Y se le ocurrió proponerle a Isabel hacer las dos una excursión a Londres, observando para justificarse:
- Si he de decir la verdad, hasta ahora no he visto gran cosa en este sitio, y creo que tú tampoco. Ni siquiera he visto a ese aristócrata…, ¿cómo se llama?…, ah, sí, lord Warburton.
- Acabo de enterarme de que lord Warburton llega mañana -repuso Isabel, pues había recibido una carta del señor de Lockleigh en respuesta a la que ella le enviara-. Ahora tendrás una buena ocasión de devolverle del revés y ver todo lo que tiene dentro. -¡Bah! Acaso proporcione material para una crónica, pero ¿qué importa una cuando se han de escribir cincuenta? Ya he descrito todo el escenario de estos alrededores y he disparatado lo habido y por haber a propósito de las viejas de por aquí y hasta de los pollinos, y, dígase lo que se quiera, la simple descripción del ambiente no da verdadera vida a una crónica. Tengo que volver a Londres para recibir allí verdaderas impresiones de la vida. En los tres días que estuve antes de venir a este sitio no tuve tiempo siquiera de entrar en contacto con ella.
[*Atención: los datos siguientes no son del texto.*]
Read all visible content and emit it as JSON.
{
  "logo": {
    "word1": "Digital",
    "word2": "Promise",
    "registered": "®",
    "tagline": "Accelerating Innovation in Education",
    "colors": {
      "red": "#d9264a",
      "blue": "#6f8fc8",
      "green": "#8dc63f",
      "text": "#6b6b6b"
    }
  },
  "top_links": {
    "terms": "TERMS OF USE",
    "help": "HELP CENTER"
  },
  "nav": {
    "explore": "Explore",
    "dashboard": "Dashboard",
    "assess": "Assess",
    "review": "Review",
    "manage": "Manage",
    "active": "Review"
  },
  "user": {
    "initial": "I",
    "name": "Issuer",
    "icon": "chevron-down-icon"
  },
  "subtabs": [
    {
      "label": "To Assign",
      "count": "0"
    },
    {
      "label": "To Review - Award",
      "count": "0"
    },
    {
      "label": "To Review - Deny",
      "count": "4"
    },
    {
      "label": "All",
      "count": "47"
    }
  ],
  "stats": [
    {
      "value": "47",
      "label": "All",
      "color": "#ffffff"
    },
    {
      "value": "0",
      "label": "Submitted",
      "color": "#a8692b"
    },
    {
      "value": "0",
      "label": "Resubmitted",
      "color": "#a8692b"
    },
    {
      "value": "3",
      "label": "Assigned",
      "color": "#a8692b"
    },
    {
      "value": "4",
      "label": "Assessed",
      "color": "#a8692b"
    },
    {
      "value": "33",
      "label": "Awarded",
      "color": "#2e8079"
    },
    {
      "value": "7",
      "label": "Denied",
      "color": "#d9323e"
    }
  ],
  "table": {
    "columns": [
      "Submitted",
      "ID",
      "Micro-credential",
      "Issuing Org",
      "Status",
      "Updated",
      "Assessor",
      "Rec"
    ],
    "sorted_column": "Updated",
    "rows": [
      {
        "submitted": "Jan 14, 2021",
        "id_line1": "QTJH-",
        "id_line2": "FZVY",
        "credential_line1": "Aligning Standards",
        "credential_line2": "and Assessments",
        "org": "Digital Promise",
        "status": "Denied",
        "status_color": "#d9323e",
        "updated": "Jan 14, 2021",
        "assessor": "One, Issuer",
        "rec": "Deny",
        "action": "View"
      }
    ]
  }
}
Y, como Isabel, durante su viaje de Nueva York a Gardencourt había visto aún menos que la otra de la capital inglesa, le pareció una magnífica ocurrencia que las dos hicieran una excursión de placer a la gran ciudad. Le pareció una idea soberbia, pues tenía gran curiosidad por conocer en todos sus pormenores esa ciudad de Londres que siempre había resplandecido ante su ardiente imaginación como fabulosamente grande y próspera. Se pusieron, pues, a trazar planes juntas y se complacieron en la esperanza de las románticas horas que vivirían.
Buscarían alojamiento en cualquiera de aquellos pequeños y pintorescos hostales descritos por Dickens, y pasearían por la ciudad en uno de aquellos lindos carruajes de pescante trasero. Henrietta era escritora, y su profesión le proporcionaba la gran ventaja de poder meterse por todas partes y hacer lo que quisiera. Cenarían en los cafés y luego irían a los teatros, visitarían la Abadía de Westminster y el Museo Británico y verían los lugares donde vivieron el doctor Johnson, Goldsmith y Addison. Isabel se entusiasmó muchísimo con la idea y reveló aquella su brillante visión a su primo Ralph, quien, al oírla, soltó una jocunda carcajada que distaba mucho de destilar la simpatía que ella esperaba.
- Me parece un plan admirable -dijo Ralph-. Os aconsejo que vayáis al Duke's Flead de Covent Garden, que es un sitio alegre, sin etiqueta y de los más antiguos, y yo os inscribiré en mi club. -¿Es que ese sitio es… indecente? Pero ¡infeliz de mí!, ¿acaso hay aquí nada decente?
De todas formas, con Henrietta tengo la seguridad de poder ir a todas partes; ella no se arredra ante nada. Después de haber viajado por todo el continente americano, no hay duda de que sabrá desenvolverse de maravilla por estas islitas de nada.
- Además, mira -dijo Ralph-, también yo quiero disfrutar de la ventaja de su protección e ir allá al mismo tiempo. Tal vez no vuelva a tener nunca la suerte de viajar con tanta seguridad.